A recent large-scale analysis of a batch of smoking surveys revealed that more than two thirds of people from the developed nations surveyed went on to become daily smokers if they tried a cigarette.

Researchers from Queen Mary University of London and the University of Glasgow found that there is a strong correlation between experimenting with cigarettes and becoming a regular smoker, rather than sticking to occasional smoking.

They looked at eight surveys conducted after 2000, with questions regarding trying a cigarette and smoking daily. The total amount of respondents was 216,314. Three of the surveys were conducted in the US between 2001 and 2013, another three in the UK between 2010 and 2014, one in Australia in 2013 and another in New Zealand in 2009.

The latest research, published in Nicotine & Tobacco Research, sought to identify the proportion of smokers' "conversion rate" - how many people start smoking daily after trying cigarettes once.

The researchers found that at least 3 out of 5 respondents (60.3%) had tried a cigarette at some point, and of these people 68.9% went on to smoke daily for some time. The researchers note that "different surveys used different methodologies and yielded different results, so the estimated 68.9% 'conversion rate' from experimentation to daily smoking has a margin of error (between 60.9 and 76.9%)."

The dramatic shift from one-time smoking to a daily habit added to the evidence of the dangers of cigarette addiction, and the researchers believe their information could help in creating guidelines to prevent teens from even trying out cigarettes for fun.
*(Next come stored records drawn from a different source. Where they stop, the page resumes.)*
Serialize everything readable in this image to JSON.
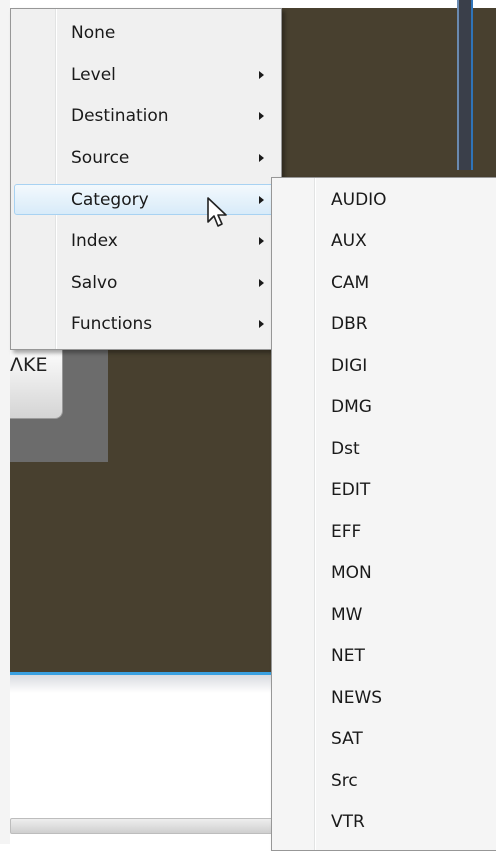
{
  "background": {
    "panel_color": "#48402f",
    "take_button_label": "ɅKE"
  },
  "context_menu": {
    "items": [
      {
        "label": "None",
        "has_submenu": false
      },
      {
        "label": "Level",
        "has_submenu": true
      },
      {
        "label": "Destination",
        "has_submenu": true
      },
      {
        "label": "Source",
        "has_submenu": true
      },
      {
        "label": "Category",
        "has_submenu": true,
        "highlighted": true
      },
      {
        "label": "Index",
        "has_submenu": true
      },
      {
        "label": "Salvo",
        "has_submenu": true
      },
      {
        "label": "Functions",
        "has_submenu": true
      }
    ]
  },
  "category_submenu": {
    "items": [
      "AUDIO",
      "AUX",
      "CAM",
      "DBR",
      "DIGI",
      "DMG",
      "Dst",
      "EDIT",
      "EFF",
      "MON",
      "MW",
      "NET",
      "NEWS",
      "SAT",
      "Src",
      "VTR"
    ]
  },
  "colors": {
    "highlight_border": "#a8d2f2",
    "accent_blue": "#3aa0e0"
  },
  "cursor": {
    "icon": "arrow-pointer-icon"
  }
}
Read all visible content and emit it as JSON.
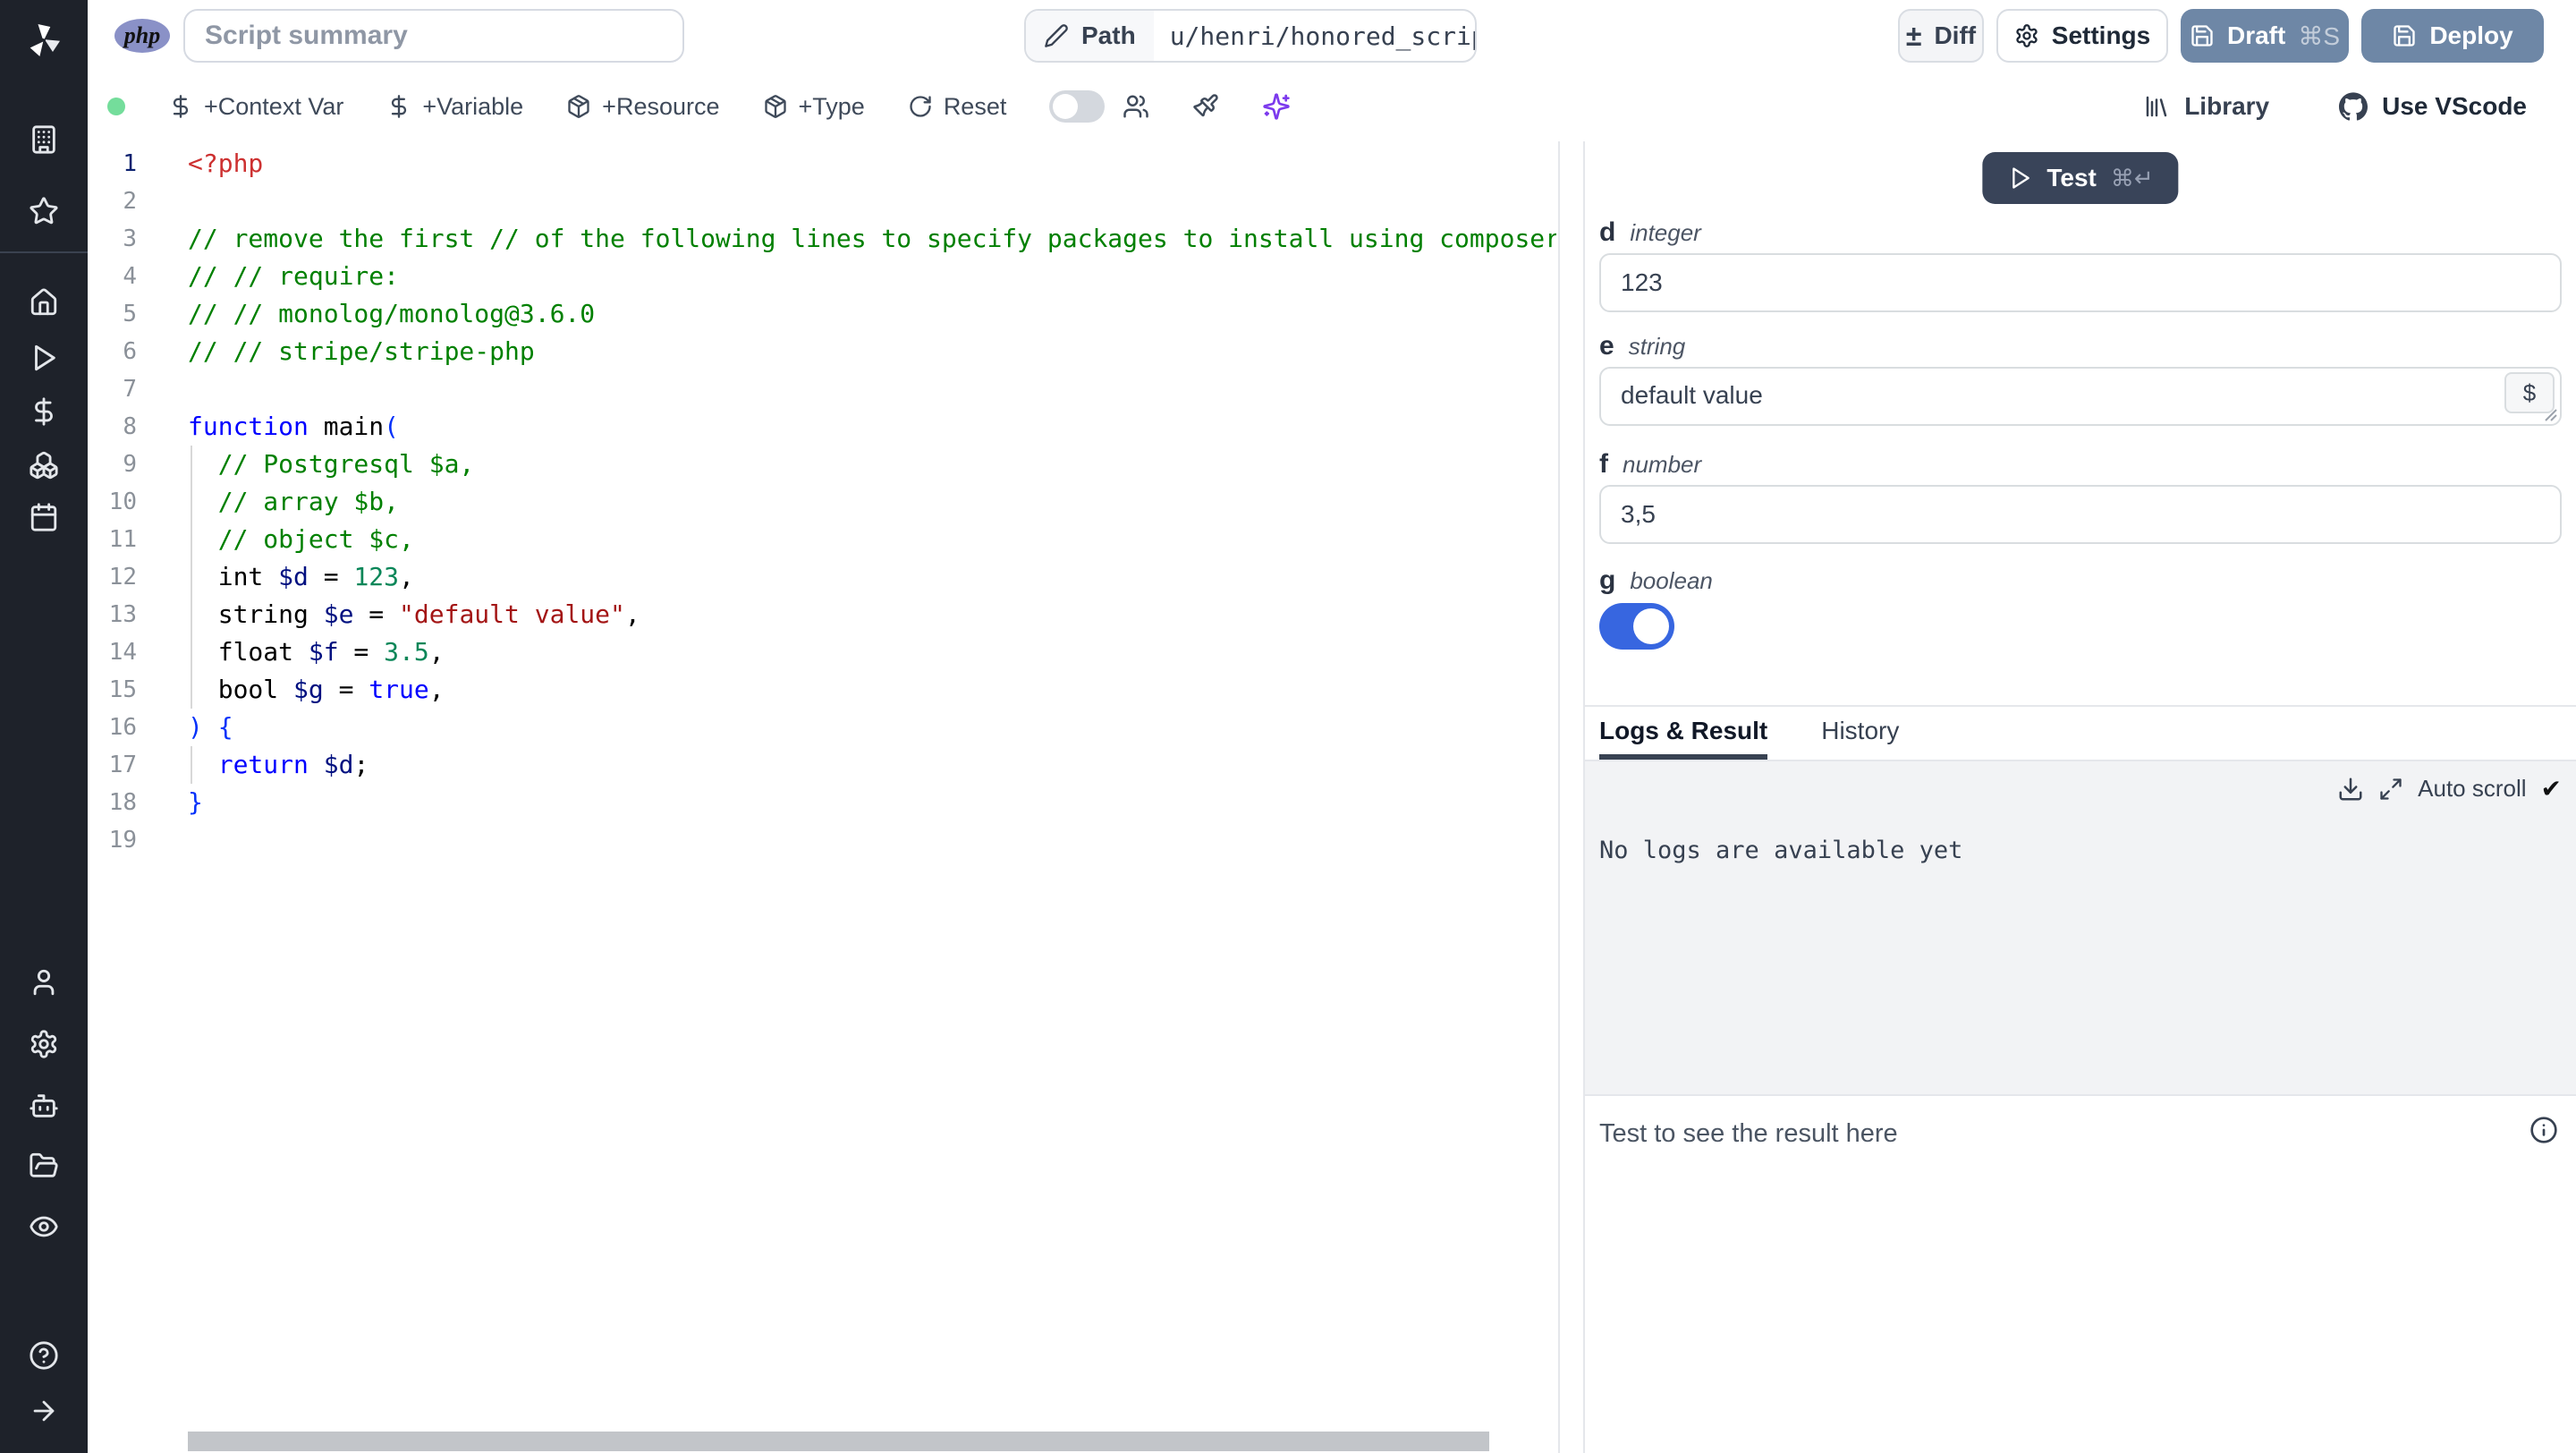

"We've found that the conversion rate from 'first time smoker' to 'daily smoker' is surprisingly high, which helps confirm the importance of preventing cigarette experimentation in the first place," said lead researcher Professor Peter Hajek from Queen Mary University.

However, Professor Hajek but refutes a link between daily smoking and vaping. "It is striking that very few non-smokers who try e-cigarettes become daily vapers, while such a large proportion on non-smokers who try conventional cigarettes become daily smokers. The presence of nicotine is clearly not the whole story."

While all surveys point to the fact that trying cigarettes once is highly likely to lead to daily smoking, there exist some variations from one survey to the next.

The research team also noted that it's possible current smokers were less likely to take part in this survey than non or past smokers: A great part of the homeless population smokes and people with mental health problems, who are less likely to answer surveys. It's also possible that smokers in developed country - where cigarettes have an increasing stigma - would not be eager to speak about their smoking habits to surveyors.